« Cris et larmes d’une vision infernale"

Ludmila ACONE
LAMOP, Université Paris 1-Panthéon-Sorbonne

Résumé :
En mai 1304, la ville de Florence est le théâtre d’un évènement marquant : une représentation de  l’enfer annoncée par crieurs publics, battant le tambour dans les rues de la cité, sans texte ni musique, car mise en scène sous forme de pantomime et se déroulant simultanément sur terre et sur l’eau. Dans sa Cronica, Giovanni Villani offre une description détaillée de cette représentation des feux de l’enfer, des peines et des martyres que subissaient des hommes habillés en diable et des âmes nues criant et pleurant. Mais la charge fut tellement puissante que les scènes tombèrent, beaucoup de spectateurs se noyèrent. Les cris et les pleures s’étendirent alors au public. Cela fit grand bruit dans la ville et fut perçu comme un signe du châtiment des pécheurs. Les affres des peines infernales, guettant les pécheurs spectateurs rejoignent les préoccupations eschatologiques des contemporaines et le souci édifiant des autorités politiques et religieuses.
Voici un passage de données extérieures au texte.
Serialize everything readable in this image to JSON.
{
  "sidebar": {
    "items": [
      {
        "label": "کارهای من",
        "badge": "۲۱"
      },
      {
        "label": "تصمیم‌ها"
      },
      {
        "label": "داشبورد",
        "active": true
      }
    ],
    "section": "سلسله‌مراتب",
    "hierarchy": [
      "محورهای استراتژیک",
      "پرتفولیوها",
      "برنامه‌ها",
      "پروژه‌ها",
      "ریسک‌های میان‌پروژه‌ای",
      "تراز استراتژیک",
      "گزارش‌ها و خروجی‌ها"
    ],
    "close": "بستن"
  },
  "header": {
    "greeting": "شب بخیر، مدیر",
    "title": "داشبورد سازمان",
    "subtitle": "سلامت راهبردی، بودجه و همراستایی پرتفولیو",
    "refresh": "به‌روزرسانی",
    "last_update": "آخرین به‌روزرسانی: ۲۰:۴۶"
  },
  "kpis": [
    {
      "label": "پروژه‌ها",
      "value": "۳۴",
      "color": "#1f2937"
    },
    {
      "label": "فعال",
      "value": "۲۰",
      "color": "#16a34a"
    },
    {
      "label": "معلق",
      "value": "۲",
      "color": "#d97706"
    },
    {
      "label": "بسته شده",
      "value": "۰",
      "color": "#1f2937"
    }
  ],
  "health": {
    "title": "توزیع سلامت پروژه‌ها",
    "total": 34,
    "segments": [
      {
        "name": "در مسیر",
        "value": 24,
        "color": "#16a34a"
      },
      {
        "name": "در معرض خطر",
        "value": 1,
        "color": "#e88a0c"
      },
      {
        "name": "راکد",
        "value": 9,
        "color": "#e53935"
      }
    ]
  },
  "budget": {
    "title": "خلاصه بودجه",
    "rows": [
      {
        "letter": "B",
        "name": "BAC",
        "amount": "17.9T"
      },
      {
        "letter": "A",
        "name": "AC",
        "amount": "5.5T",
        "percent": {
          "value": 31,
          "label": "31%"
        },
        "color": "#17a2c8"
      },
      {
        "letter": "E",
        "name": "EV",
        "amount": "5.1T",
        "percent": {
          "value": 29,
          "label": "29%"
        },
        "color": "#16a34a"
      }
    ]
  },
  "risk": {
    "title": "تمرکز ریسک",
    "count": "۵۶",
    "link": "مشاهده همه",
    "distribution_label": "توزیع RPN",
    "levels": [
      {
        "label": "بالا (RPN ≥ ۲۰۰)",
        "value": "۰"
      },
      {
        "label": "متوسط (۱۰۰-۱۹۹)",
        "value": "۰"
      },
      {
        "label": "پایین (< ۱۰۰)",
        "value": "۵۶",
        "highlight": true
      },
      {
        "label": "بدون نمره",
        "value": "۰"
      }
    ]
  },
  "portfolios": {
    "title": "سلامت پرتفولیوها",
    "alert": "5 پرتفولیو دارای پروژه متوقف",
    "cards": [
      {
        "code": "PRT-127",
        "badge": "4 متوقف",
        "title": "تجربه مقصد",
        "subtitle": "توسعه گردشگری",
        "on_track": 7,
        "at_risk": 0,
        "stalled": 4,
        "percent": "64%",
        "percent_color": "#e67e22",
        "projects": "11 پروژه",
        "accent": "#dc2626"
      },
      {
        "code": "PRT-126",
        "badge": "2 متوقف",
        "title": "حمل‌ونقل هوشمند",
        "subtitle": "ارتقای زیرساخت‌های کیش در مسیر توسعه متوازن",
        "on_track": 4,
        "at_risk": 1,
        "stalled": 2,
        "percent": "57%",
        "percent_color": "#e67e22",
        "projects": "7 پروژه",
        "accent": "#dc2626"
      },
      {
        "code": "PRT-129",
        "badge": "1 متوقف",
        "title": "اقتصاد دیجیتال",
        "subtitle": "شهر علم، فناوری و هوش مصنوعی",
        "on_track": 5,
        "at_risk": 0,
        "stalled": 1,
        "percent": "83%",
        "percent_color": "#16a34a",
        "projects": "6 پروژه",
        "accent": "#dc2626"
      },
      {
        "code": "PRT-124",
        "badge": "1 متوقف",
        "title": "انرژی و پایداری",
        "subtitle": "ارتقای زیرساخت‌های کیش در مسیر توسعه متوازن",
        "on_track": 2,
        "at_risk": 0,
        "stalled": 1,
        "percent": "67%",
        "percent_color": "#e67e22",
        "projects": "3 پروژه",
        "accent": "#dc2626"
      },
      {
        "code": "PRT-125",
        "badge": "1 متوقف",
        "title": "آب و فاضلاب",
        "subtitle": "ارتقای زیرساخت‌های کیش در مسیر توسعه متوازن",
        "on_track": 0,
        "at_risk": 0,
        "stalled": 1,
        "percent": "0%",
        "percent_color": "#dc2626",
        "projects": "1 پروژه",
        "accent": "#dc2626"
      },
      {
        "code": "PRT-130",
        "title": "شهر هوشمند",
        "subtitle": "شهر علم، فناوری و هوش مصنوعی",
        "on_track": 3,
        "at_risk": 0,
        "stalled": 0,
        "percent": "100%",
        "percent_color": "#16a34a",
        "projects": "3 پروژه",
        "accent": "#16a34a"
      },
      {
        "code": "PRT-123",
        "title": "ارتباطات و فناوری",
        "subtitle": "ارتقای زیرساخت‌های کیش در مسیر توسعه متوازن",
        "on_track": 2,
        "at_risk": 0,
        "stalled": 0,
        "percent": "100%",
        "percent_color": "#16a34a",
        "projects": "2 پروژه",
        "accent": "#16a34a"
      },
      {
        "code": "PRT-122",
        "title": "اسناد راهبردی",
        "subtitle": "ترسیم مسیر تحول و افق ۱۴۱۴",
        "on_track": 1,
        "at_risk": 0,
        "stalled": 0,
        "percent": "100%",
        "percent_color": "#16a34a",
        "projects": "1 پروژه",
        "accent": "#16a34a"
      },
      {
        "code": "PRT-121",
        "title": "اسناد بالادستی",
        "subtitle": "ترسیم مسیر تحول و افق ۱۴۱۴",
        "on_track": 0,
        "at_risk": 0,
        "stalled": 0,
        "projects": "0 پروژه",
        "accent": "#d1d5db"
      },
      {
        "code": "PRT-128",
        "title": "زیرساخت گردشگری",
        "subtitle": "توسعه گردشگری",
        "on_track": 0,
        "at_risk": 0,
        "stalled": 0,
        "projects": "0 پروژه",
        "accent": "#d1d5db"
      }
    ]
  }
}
Ces dernières ont cherchée, dans cette représentation, un instrument efficace de « communication » au sein de l’espace citadin. L’enfer se donnait a « voir » et à entendre en visant à toucher les spectateurs et a les impliquer dans le récit. La ville est ainsi l’espace de transmission d’un discours, qui à travers la perception sensible et sonore des émotions, englobe toute la communauté et devient un véhicule de partage de valeurs et de consensus : les acteurs et les spectateurs font ainsi corps avec le corps bâti de la ville.

Abstract :
In May 1304, the city of Florence was the scene of a milestone: the representation of the hell announced by town criers, drumming in the streets of the city, with no text or music, since it was staged in the form of a pantomime taking place simultaneously on land and water. In this Cronica, Giovanni Villani offers a detailed description of this representation of the hellfire, of penalties and martyrdom suffered by men dressed like devils and screaming and crying naked souls. But the total weight of these representation was so heavy that the scenes fell and many spectators were drowned. Shoutings and cries were then extended to the public. This caused an uproar throughout the city and was seen as a sign of punishment for the sinners. The pangs of pains from the hell, threatening sinner spectators are echoing eschatological concerns of the contemporary people and the edifying concern of the political and religious authorities. These have sought, in this representation, an effective instrument of "communication" within the urban space. Hell offered istself to be "seen" and heared so to touch the audience and involve them in the whole story. The city is thus the place of transmission of a speech, through which the perception of sound and emotion, embraces the whole community and becomes a vehicle for shared values and consensus : the actors and the audience are doing one with the built frame of the city, they draw alltogether his time and space.